Stimulation of endogenous antioxidant enzymes

The common mechanism involved is based on the formation of reactive chemical species. But this is also the principal mechanism in normal, chronological skin ageing because the energy metabolism in mitochondria continuously produces reactive chemical byproducts. Reactive chemical species are free radicals containing unpaired electrons such as superoxide, hydroxyl or nitric oxide but also non-radical derivatives of oxygen and nitrogen such as hydrogen peroxide. These reactive chemical species finally lead to DNA damage and the formation of oxidised lipids and proteins. The cells in our tissues normally react with antioxidant molecules and an up-regulated expression of antioxidant and detoxification enzymes. This cellular protection system can however not cope with an excess of detrimental chemical species related to unhealthy lifestyle factors. In addition, there is an age-related decline in cellular protection.

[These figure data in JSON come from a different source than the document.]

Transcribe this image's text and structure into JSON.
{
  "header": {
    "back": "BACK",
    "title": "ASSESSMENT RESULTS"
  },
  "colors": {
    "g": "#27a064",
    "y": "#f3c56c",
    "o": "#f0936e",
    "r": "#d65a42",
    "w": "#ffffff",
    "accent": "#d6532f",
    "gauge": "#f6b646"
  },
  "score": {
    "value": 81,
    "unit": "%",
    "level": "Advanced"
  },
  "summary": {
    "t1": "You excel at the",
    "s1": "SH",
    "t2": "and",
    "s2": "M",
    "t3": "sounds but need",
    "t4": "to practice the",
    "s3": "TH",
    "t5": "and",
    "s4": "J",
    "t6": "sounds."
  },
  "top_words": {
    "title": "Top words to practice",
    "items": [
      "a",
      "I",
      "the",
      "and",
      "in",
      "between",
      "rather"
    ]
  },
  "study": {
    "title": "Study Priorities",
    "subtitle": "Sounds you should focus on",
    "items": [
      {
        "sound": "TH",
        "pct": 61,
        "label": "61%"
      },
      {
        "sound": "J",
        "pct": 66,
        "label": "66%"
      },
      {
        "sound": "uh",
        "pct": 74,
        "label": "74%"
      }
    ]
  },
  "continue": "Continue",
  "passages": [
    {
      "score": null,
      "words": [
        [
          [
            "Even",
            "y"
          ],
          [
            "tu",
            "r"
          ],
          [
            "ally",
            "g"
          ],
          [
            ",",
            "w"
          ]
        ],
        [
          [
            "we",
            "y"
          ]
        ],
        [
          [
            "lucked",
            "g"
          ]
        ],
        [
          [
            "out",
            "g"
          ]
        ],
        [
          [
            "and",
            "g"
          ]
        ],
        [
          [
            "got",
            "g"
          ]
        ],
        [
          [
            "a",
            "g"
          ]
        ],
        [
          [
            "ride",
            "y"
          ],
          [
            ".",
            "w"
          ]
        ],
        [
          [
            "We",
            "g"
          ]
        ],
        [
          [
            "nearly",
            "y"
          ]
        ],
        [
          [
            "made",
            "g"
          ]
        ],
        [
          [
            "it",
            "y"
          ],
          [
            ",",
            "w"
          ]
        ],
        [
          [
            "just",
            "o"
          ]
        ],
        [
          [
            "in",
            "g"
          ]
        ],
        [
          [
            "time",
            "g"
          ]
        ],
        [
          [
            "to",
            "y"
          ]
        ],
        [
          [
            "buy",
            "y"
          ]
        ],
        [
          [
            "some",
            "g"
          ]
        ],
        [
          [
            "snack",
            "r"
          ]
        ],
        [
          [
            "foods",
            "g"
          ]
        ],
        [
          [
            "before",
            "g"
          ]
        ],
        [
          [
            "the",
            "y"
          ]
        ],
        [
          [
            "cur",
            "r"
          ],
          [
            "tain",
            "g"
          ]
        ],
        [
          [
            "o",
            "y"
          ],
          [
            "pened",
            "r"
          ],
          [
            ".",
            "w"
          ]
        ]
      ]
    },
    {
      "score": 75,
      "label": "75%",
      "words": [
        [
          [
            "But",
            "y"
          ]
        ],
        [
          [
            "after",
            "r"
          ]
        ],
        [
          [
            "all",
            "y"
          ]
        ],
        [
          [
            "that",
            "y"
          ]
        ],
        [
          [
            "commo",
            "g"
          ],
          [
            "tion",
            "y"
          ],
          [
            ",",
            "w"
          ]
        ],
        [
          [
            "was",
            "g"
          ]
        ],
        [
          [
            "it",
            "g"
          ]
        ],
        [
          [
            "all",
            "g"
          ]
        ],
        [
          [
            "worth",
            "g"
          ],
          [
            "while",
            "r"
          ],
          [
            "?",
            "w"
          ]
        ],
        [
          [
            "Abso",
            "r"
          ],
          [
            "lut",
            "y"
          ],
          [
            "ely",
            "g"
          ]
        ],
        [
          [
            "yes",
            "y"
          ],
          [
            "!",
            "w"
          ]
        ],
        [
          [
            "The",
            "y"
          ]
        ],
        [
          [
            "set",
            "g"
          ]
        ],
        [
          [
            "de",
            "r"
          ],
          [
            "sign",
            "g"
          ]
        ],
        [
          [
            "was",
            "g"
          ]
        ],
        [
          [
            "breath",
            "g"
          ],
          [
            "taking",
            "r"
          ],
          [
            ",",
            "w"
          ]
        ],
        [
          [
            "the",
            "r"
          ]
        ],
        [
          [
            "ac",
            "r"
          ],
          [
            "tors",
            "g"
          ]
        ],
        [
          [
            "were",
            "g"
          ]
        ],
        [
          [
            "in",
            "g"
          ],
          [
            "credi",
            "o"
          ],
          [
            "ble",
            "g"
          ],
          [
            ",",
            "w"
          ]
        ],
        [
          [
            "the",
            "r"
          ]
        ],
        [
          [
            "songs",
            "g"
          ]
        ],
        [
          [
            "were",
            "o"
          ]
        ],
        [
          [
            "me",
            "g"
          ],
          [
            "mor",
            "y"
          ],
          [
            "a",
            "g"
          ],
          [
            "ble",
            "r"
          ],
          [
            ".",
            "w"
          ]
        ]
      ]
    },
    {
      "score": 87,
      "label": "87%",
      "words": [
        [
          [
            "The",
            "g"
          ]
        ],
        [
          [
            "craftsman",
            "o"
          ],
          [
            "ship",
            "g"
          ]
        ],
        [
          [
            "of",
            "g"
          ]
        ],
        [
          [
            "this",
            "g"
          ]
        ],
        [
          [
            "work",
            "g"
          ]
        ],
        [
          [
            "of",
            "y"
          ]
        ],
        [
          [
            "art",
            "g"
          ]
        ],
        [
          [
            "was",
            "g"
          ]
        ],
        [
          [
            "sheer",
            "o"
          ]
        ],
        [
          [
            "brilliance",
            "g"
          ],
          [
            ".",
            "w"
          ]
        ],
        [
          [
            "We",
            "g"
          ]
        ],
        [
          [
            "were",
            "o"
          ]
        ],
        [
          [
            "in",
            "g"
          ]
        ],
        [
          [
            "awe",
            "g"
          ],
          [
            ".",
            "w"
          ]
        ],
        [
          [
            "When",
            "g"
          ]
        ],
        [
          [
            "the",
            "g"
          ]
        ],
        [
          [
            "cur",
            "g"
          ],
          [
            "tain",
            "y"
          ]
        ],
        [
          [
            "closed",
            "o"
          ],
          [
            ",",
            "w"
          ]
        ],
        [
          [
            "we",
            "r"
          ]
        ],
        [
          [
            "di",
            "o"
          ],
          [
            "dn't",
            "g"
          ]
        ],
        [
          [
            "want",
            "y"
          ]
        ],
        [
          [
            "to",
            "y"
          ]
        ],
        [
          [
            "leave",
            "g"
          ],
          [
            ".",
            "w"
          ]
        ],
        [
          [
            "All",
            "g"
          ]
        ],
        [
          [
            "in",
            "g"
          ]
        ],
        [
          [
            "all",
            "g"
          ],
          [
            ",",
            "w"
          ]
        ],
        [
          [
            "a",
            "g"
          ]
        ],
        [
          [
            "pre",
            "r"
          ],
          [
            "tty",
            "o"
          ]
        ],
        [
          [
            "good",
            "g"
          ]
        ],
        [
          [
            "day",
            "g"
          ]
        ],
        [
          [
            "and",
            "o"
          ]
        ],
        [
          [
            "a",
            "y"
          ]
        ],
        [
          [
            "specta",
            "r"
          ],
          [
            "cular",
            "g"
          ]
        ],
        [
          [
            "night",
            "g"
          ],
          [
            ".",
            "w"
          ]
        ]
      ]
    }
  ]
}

Topically applied antioxidants like vitamins C and E can neutralise reactive chemical species but the vitamins are consumed after one reaction only. The better strategy would be to up-regulate the expression of antioxidant and detoxification enzymes which neutralise electrophiles and replenish used cellular antioxidants such as glutathione. The induction of protective enzymes in response to reactive chemical stress is regulated at the transcriptional level (Fig. 1). These cytoprotective enzymes are characterised by a specific gene sequence, called antioxidant response element (ARE). The expression of these proteins is regulated by the transcription factor Nrf2 that binds to the ARE site in the promoter regulatory sequence.^1,2 Nrf2 induces the expression of a number of genes involved in protecting cells against free radicals and oxidative stress- comprising genes involved in glutathione synthesis, protein thiol homeostasis and phase II antioxidant enzymes such as heme oxygenase 1(HO-1) and NAD(P)H dehydrogenase quinone 1 (NQO1).³

Under basal conditions, Nrf2 is repressed in the cytoplasm by binding to Keap1 (Fig. 1). In response to toxic chemicals and oxidative stress, the Nrf2- Keap1 complex is disrupted and Nrf2 translocates into the cellular nucleus to activate gene expression. When bound to Keap1, Nrf2 is constantly degraded because Keap1 targets Nrf2 for ubiquitination and degradation by the proteasome.⁴ Disruption of the Nrf2-Keap1 complex to avoid proteasomal degradation allows nuclear translocation and expression of ARE-regulated genes. Figure 2 shows the interaction between Nrf2 and Keap1 at the molecular level. The ‘ETGE’ amino acid motif in the Neh2 domain of Nrf2 is responsible for high-affinity interaction with the Kelch-repeat domain of the Keap1 protein.⁵ Responsible for binding are salt bridges between glutamic and aspartic acid residues in the Neh2 domain and arginine residues in the Kelch-repeat domain. The peptide acetyl-DEETGEF corresponding to a Neh2 sequence containing the ‘ETGE’ motif was developed to compete with Nrf2 for binding to Keap1. The heptapeptide was incorporated into solid lipid nanoparticles for stabilisation and for better penetration into the skin and increased cellular uptake. The size of the peptide (868 Dalton) and its hydrophilic nature would otherwise not allow significant penetration into the skin. Solid lipid nanoparticles were originally developed as drug delivery systems for intravenous and parenteral applications. They make possible a controlled release, protection of unstable ingredients and intracellular traffic. The acetyl-DEETGEF peptide in solid lipid nanoparticles (PerfectionPeptide P7; INCI: Acetyl sh- Heptapeptide-1, Glycerin, Butyrospermum Parkii (Shea) Butter, Lecithin, Phenethyl Alcohol, Ethylhexylglycerin, Tocopherol and Water) was tested in cell culture assays and clinical studies for stimulation of the skin’s own defence systems against toxic reactive chemicals.